The Prevention of Post-Partum Relapses with Progestin and Estradiol in Multiple Sclerosis (POPART'MUS) trial: Rationale, objectives and state of advancement

Abstract

Multiple sclerosis (MS) affects 1 in 1000 people in western countries, mainly women in their childbearing years. It is an autoimmune disease of the central nervous system, which results in a chronic focal inflammatory response with subsequent demyelination and axonal loss. It usually begins with acute episodes of neurological dysfunction, the relapses, followed by periods of partial or complete remission. This relapsing–remitting phase is usually followed by a steady, continuous and irreversible worsening of the neurological dysfunction, which characterizes the progressive phase of the disease.

Recent prospective studies reported a significant decline by two-third in the rate of relapses during the third trimester of pregnancy and a significant increase by two-third during the first three months post-partum by comparison to the relapse rate observed during the year prior to the pregnancy. These dramatic changes in the relapse rate occur at a time when impregnation of many substances, among which sexual steroids, is at its highest, before a dramatic decline to the pre-pregnancy levels, immediately following delivery.

It may be hypothesized that sexual steroids could exert beneficial effects through a modulation of the immune state with a lowering of the pro-inflammatory lymphocyte responses of the Th1 type and an enhancement of anti-inflammatory responses of the Th2 type. They may also play a direct role in remyelination of central nervous system lesions, as they do in the peripheral nervous system, where progesterone increases the extent of myelin sheath formation after a cryolesion of the male mouse sciatic nerve.
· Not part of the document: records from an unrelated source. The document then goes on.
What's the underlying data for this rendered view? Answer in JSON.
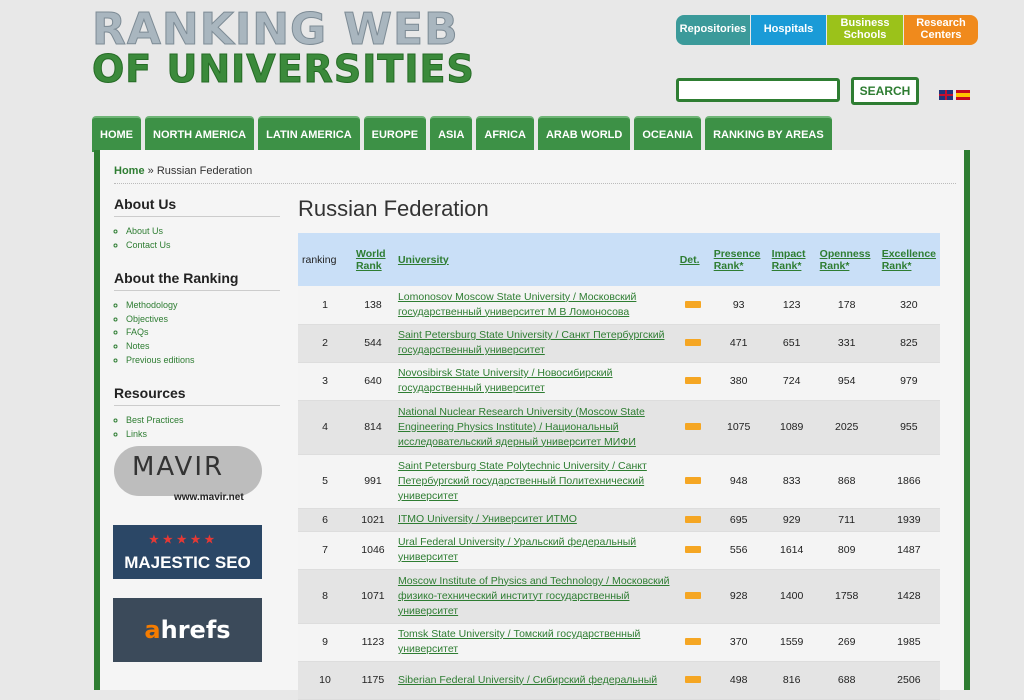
{
  "logo": {
    "line1": "RANKING WEB",
    "line2": "OF UNIVERSITIES"
  },
  "categories": [
    "Repositories",
    "Hospitals",
    "Business Schools",
    "Research Centers"
  ],
  "search": {
    "button": "SEARCH",
    "placeholder": ""
  },
  "nav": [
    "HOME",
    "NORTH AMERICA",
    "LATIN AMERICA",
    "EUROPE",
    "ASIA",
    "AFRICA",
    "ARAB WORLD",
    "OCEANIA",
    "RANKING BY AREAS"
  ],
  "breadcrumb": {
    "home": "Home",
    "sep": "»",
    "current": "Russian Federation"
  },
  "sidebar": {
    "about_us": {
      "title": "About Us",
      "items": [
        "About Us",
        "Contact Us"
      ]
    },
    "about_ranking": {
      "title": "About the Ranking",
      "items": [
        "Methodology",
        "Objectives",
        "FAQs",
        "Notes",
        "Previous editions"
      ]
    },
    "resources": {
      "title": "Resources",
      "items": [
        "Best Practices",
        "Links"
      ]
    }
  },
  "sponsors": {
    "mavir": "MAVIR",
    "mavir_url": "www.mavir.net",
    "majestic": "MAJESTIC SEO",
    "ahrefs_a": "a",
    "ahrefs_rest": "hrefs"
  },
  "page_title": "Russian Federation",
  "table": {
    "headers": {
      "ranking": "ranking",
      "world_rank": "World Rank",
      "university": "University",
      "det": "Det.",
      "presence": "Presence Rank*",
      "impact": "Impact Rank*",
      "openness": "Openness Rank*",
      "excellence": "Excellence Rank*"
    },
    "rows": [
      {
        "rank": "1",
        "world": "138",
        "name": "Lomonosov Moscow State University / Московский государственный университет М В Ломоносова",
        "presence": "93",
        "impact": "123",
        "openness": "178",
        "excellence": "320"
      },
      {
        "rank": "2",
        "world": "544",
        "name": "Saint Petersburg State University / Санкт Петербургский государственный университет",
        "presence": "471",
        "impact": "651",
        "openness": "331",
        "excellence": "825"
      },
      {
        "rank": "3",
        "world": "640",
        "name": "Novosibirsk State University / Новосибирский государственный университет",
        "presence": "380",
        "impact": "724",
        "openness": "954",
        "excellence": "979"
      },
      {
        "rank": "4",
        "world": "814",
        "name": "National Nuclear Research University (Moscow State Engineering Physics Institute) / Национальный исследовательский ядерный университет МИФИ",
        "presence": "1075",
        "impact": "1089",
        "openness": "2025",
        "excellence": "955"
      },
      {
        "rank": "5",
        "world": "991",
        "name": "Saint Petersburg State Polytechnic University / Санкт Петербургский государственный Политехнический университет",
        "presence": "948",
        "impact": "833",
        "openness": "868",
        "excellence": "1866"
      },
      {
        "rank": "6",
        "world": "1021",
        "name": "ITMO University / Университет ИТМО",
        "presence": "695",
        "impact": "929",
        "openness": "711",
        "excellence": "1939"
      },
      {
        "rank": "7",
        "world": "1046",
        "name": "Ural Federal University / Уральский федеральный университет",
        "presence": "556",
        "impact": "1614",
        "openness": "809",
        "excellence": "1487"
      },
      {
        "rank": "8",
        "world": "1071",
        "name": "Moscow Institute of Physics and Technology / Московский физико-технический институт государственный университет",
        "presence": "928",
        "impact": "1400",
        "openness": "1758",
        "excellence": "1428"
      },
      {
        "rank": "9",
        "world": "1123",
        "name": "Tomsk State University / Томский государственный университет",
        "presence": "370",
        "impact": "1559",
        "openness": "269",
        "excellence": "1985"
      },
      {
        "rank": "10",
        "world": "1175",
        "name": "Siberian Federal University / Сибирский федеральный",
        "presence": "498",
        "impact": "816",
        "openness": "688",
        "excellence": "2506"
      }
    ]
  }
}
The POPART'MUS study is a European, multicentre, randomized, placebo-controlled and double-blind clinical trial, which aims to prevent MS relapses related to the post-partum condition, by administrating high doses of progestin, in combination with endometrial protective doses of estradiol. Treatment is given immediately after delivery and continuously during the first three months post-partum. At present, 126 patients have been enrolled and 107 patients have completed the protocol. Assuming the results of the trial to be positive, this new treatment could be considered in the relapsing–remitting phase of the disease in women afar from pregnancy and post-partum. The trial is registered under the reference NTC00127075.

Introduction

Multiple sclerosis (MS) is an autoimmune disease of the central nervous system, which results in a chronic inflammatory response with subsequent demyelination and axonal loss. It has been considered to be mediated by CD4⁺ type 1 T helper (Th1) lymphocytes, which are responsible for the secretion of pro-inflammatory cytokines (IFNγ, IL2, TNFα), whereas anti-inflammatory Th2 responses (IL4,5,10,13 secretions) are down-regulated. In cell-mediated autoimmune diseases like MS, the Th1/Th2 cytokine balance is considered to shift towards Th1 and away from Th2.

There is evidence from various studies that pregnancy might influence the course of autoimmune diseases, particularly MS. It has been clearly shown that the rate of relapses is reduced during the last three months of pregnancy [1], [2], [3], [4], while the relapse rate is increased in the post-partum period [4], [5], [6], [7], [8], [9], [10]. Among the 227 pregnancies studied prospectively in the European PRIMS study, the mean relapse rate was 0.7 per woman per year in the year before pregnancy; it was 0.2 during the third trimester of pregnancy and 1.2 during the first three months post-partum.

From an immunological point of view, pregnancy seems to be associated with a shift away from cell-mediated immunity towards increased humoral immunity: pregnancy could modify the balance between Th1 and Th2 responses by inhibiting the Th1 response, particularly the production of INFγ and enhancing the production of Th2 anti-inflammatory cytokines [11]. Conversely, the post-partum period with its hormonal changes and its increased risk of MS relapses is associated with a shift towards Th1 and away from Th2 responses. Currently approved disease-modifying agents (DMAs), if administered just after delivery, are unlikely to prevent post-partum relapses because of their delay of action.

Sexual hormones, especially progesterone, may have an effect on the immune system by inducing a shift in the Th1/Th2 balance towards Th2 anti-inflammatory responses [12], [13], [14], [15]. They could therefore provide a new tool in preventing MS relapses in women. Their effect on remyelination could also be beneficial in this respect [16], [17], [18], [19].

We hypothesized that a progesterone derivative, administered just after delivery, could prevent the post-partum relapses. Assuming the results of the trial to be positive, this new treatment could be considered in the relapsing–remitting phase of the disease in women afar from pregnancy and post-partum. Our objective is to compare MS clinical activity, in terms of relapses during the post-partum period, in women treated immediately after delivery and for 3 months with progestin and estradiol, by comparison to placebo-treated women. Progestin is given at high doses leading to a plasma concentration which is fairly similar to that reached during pregnancy. It is combined with low doses of estradiol in order to avoid uterine endometrial atrophy caused by the progestin when given in monotherapy. This treatment has anti-conceptional properties.